Отношения Франка и Марселя к платонизму также частично совпадают. "В сущности, платонизм его никогда вполне не удовлетворял", - говорит о Франке хорошо его знавший Бинсвангер. Причина этого та же, что и причина отталкивания от платонизма (при понимании его значимости) у французского философа - "ложность (и вредность) культа отрешенной идеальности"6. Но здесь обнаруживается и существенное различие между двумя философами:

11. Истор.-филос. ежегодн., 2005

321

Франк, по его же признанию, всю жизнь был платоником и, как он говорит в письме к П.Б. Струве, «в некотором смысле "остается" таковым и теперь»7. Лишь в поздние годы он начинает понимать положительную ценность аристотелизма, в котором идея, формирующая конкретное живое образование, живет в нем самом, выступая внутренним источником его движения и развития (энтелехия). Марсель же, напротив, избегает любых позитивных отсылок к Аристотелю, "патрону" томизма, которого он никогда не жаловал.

Но, как мы сказали, не приемлет он и платонизма, правда, лишь в той мере, в какой он дает основание для культа отвлеченной деперсонализированной идеальности, выступая тем самым одним из источников "духа абстракции" в европейской интеллектуальной традиции. Ту конкретность мысли, к которой устремляется Марсель, он ищет не у Платона или Аристотеля, а у Сократа, предпочитая называть свою философию скорее уж неосократизмом, чем экзистенциализмом.

Возвращаясь к вопросу о платонизме С.Л. Франка, мы должны сказать о сложности этой темы, требующей специального анализа. Процитированное нами выше суждение Л. Бинсвангера на этот счет расходится, например, с мнением Г. Флоровского, высказанным в его статье "Религиозная метафизика С.Л. Франка"8. На наш взгляд, Бинсвангер все же преувеличил меру неудовлетворенности Франка платонизмом, которая с годами действительно у него возрастала, что и зафиксировал швейцарский психиатр. Однако горизонт мысли Франка и тогда по сути дела по-прежнему определялся платонизмом, точнее сказать, христианским неоплатонизмом, христианская компонента которого у позднего Франка явно усиливалась, чему не последней причиной был трагический опыт событий Второй мировой войны. В своей работе "Свет во тьме. Опыт христианской этики и социальной философии" (1947), в которой отражен этот опыт, Франк, сознавая себя христианским философом, дистанцируется от платонизма прежде всего из-за его этико-социальной и религиозной неудовлетворительности: "Основное и глубочайшее различие между религиозным духом платонизма и благой вестью.

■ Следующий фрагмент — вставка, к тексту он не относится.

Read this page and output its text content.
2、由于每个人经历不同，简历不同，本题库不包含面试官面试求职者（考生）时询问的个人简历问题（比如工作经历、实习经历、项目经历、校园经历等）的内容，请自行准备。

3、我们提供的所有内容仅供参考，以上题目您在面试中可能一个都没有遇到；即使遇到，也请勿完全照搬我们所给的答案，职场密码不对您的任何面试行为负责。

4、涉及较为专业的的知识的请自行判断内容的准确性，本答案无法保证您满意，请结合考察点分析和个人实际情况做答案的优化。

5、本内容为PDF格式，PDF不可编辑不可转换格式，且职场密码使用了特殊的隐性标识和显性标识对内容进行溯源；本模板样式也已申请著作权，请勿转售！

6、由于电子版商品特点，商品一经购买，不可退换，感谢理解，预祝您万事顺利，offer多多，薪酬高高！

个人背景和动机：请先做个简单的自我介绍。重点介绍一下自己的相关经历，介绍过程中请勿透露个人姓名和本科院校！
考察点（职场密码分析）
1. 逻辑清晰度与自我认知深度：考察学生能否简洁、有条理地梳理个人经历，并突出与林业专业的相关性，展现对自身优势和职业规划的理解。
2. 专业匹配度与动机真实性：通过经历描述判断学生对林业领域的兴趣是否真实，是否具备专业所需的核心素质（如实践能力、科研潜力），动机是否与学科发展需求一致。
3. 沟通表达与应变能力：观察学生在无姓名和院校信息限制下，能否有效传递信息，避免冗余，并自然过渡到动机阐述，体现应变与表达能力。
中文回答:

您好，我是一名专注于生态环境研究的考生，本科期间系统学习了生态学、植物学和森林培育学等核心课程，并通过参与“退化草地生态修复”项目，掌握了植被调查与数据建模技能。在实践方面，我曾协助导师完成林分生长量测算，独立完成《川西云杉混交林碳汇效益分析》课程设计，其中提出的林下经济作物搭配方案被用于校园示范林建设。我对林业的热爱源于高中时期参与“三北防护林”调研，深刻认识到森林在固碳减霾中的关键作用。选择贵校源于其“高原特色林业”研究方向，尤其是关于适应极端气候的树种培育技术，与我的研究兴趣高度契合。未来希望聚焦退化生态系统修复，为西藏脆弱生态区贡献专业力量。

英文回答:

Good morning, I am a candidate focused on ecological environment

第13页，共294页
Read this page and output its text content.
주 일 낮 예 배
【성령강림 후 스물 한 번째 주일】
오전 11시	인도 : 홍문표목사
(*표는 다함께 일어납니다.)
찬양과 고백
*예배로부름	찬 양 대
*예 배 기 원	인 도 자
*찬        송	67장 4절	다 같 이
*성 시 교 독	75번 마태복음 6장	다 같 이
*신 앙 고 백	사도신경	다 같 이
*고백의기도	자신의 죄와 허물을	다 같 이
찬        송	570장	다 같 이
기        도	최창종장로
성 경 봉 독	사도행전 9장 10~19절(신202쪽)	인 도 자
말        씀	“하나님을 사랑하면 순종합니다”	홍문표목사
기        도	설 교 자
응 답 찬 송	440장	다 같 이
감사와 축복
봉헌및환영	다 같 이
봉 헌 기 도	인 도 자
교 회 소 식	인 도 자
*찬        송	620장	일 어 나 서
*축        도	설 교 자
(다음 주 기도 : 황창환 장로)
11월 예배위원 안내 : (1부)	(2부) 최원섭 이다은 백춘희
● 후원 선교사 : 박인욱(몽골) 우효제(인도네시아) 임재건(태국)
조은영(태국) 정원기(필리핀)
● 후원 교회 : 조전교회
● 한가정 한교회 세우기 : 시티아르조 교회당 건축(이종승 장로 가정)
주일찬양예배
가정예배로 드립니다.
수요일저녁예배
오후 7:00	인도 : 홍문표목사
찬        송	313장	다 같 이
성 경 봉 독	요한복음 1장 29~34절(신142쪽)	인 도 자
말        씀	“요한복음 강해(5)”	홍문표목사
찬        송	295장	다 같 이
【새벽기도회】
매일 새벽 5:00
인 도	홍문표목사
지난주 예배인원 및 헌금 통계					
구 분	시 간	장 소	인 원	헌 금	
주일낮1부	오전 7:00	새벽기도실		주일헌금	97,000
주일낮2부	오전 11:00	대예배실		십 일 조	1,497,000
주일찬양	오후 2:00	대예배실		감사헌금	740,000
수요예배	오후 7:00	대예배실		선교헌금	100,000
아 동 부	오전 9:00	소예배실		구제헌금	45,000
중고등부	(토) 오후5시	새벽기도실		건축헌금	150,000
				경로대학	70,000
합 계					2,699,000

Христа, - говорит он, - заключается в том, что первый носит характер замкнутой аристократичности, последняя же свободно доступна всякой человеческой душе. У Платона память о небесной родине, возможность вернуться в нее... есть привилегия мудрецов, ибо требует способности к напряженной работе чистой мысли"9. Соответственно этому и истина мыслится им уже не столько по неоплатонистским канонам как несказанное всеединое, доступное лишь мудрецам-аскетам, аристократам чистого интеллектуального созерцания, а как личность, которая, как говорит здесь Франк, "есть единственно адекватное выражение истины"10. Тем не менее и в этой работе мы находим продолжение неоплатонистских ходов мысли: "Бытие, - подчеркивает Франк, - в самой своей основе антиномично, содержит тайну

совмещения и единства противоположностей"11. Достаточно в этом отношении сравнить Франка и Марселя, чтобы почувствовать не-преодоленность неоплатонизма у русского мыслителя, особенно в его версии, данной Николаем Кузанским. Марсель также говорит о тайне, но у него нет жесткой привязки ее к принципу совпадения противоположностей. Он не пытается диалектически "заклясть" несказуемую тайну бытия, давая ей такие определения, как "антино-мистический монодуализм"12.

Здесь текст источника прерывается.